Q. What is a social welfare function, in the chapter's framing?
A mathematical function that aggregates individual welfare into one society-wide measure. The chapter framing: “Social welfare functions aggregate individual wellbeing into overall societal wellbeing” (Hendrycks Ch 6.8). They are needed once an AI is acting on behalf of a population, because individual welfares have to be combined into a collective measure.
Q. What is the difference between a utilitarian and a prioritarian SWF?
A utilitarian SWF sums individual wellbeing directly: the collective welfare is the sum (or mean) of individual welfares. A prioritarian SWF weights worse-off individuals more heavily. The utilitarian SWF treats all individuals symmetrically; the prioritarian SWF embeds a preference against very bad outcomes for any individual. Same data, different SWFs, different deployment verdicts.

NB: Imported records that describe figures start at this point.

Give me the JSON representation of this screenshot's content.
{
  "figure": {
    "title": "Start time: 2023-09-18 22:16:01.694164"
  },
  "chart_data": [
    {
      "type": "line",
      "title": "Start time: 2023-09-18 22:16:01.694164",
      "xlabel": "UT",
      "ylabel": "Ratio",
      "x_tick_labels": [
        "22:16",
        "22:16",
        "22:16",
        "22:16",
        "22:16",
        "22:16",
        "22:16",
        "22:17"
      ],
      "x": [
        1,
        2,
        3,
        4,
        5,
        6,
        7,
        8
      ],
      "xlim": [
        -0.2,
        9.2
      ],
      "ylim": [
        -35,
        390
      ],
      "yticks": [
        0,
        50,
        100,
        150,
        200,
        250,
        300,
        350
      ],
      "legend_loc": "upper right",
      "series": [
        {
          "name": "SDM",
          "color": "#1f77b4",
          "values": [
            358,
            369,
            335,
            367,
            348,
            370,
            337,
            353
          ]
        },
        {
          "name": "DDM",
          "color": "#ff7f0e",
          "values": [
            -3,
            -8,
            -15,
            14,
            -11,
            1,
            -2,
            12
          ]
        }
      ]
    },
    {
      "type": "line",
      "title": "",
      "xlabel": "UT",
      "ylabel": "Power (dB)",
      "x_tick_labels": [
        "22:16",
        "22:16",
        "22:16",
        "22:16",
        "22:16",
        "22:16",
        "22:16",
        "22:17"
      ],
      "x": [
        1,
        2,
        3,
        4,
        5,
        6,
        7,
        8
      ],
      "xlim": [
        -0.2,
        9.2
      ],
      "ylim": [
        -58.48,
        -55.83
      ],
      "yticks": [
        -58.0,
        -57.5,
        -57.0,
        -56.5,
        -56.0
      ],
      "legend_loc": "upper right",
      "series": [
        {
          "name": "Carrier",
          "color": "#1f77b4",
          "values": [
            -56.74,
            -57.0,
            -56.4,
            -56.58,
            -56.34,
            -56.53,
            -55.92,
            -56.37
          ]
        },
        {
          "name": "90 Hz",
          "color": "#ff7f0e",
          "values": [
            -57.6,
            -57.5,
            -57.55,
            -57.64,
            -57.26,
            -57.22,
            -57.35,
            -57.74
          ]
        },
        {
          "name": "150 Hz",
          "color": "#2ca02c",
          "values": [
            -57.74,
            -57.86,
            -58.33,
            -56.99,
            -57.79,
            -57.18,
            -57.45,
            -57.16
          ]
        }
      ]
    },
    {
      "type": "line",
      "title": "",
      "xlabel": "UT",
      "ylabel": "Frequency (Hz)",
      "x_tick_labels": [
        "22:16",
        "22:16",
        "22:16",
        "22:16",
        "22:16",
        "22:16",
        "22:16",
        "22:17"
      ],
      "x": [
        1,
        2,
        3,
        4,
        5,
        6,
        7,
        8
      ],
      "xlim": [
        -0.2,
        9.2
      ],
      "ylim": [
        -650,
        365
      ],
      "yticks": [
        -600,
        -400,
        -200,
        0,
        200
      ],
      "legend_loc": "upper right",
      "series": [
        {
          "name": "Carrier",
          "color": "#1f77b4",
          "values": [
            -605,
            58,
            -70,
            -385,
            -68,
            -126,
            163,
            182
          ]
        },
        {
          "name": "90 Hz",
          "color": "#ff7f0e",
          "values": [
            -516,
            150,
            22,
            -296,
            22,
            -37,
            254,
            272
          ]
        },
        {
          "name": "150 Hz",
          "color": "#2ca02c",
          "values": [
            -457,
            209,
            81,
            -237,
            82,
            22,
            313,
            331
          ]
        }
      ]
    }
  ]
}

Q. Why is cost-benefit analysis an incomplete approximation of social welfare, per Hendrycks?
Two named blind spots. Financial-proxy assumption: cost-benefit translates wellbeing into dollar values; a thousand dollars of harm to a low-income person is not equivalent to a thousand dollars to a high-income person, but utility-translated dollars treat them symmetrically. Distributional-impact neglect: cost-benefit aggregates costs and benefits across the population without weighting by who bears them, so a deployment whose benefits go to one group and whose costs fall on another can show positive net while being prioritarian-rejected.
Q. Why are fairness criteria not jointly satisfiable in general?
The formal-fairness literature has shown that demographic parity (rejection rates equal across groups), equalized odds (true-positive and false-positive rates equal across groups), and calibration (predicted probability matches realized rate across groups) cannot all be satisfied simultaneously except in degenerate cases (perfect prediction, or no underlying difference between groups). So picking which fairness criterion to enforce is another value-loading decision the chapter argues should be made transparently.
Q. How does L7 connect to L4 (outer alignment)?
L4 said outer alignment is hard because the loss function does not capture the designer’s intent. L7 names a deeper reason: there is no single goal to capture. Multiple stakeholders, multiple ethical frameworks; any specification implicitly chooses between them. The honest version of value-loading is to make the choice transparent and contestable, not to hide it inside a loss function. Moral uncertainty is the L4 outer-alignment problem at the layer of values themselves.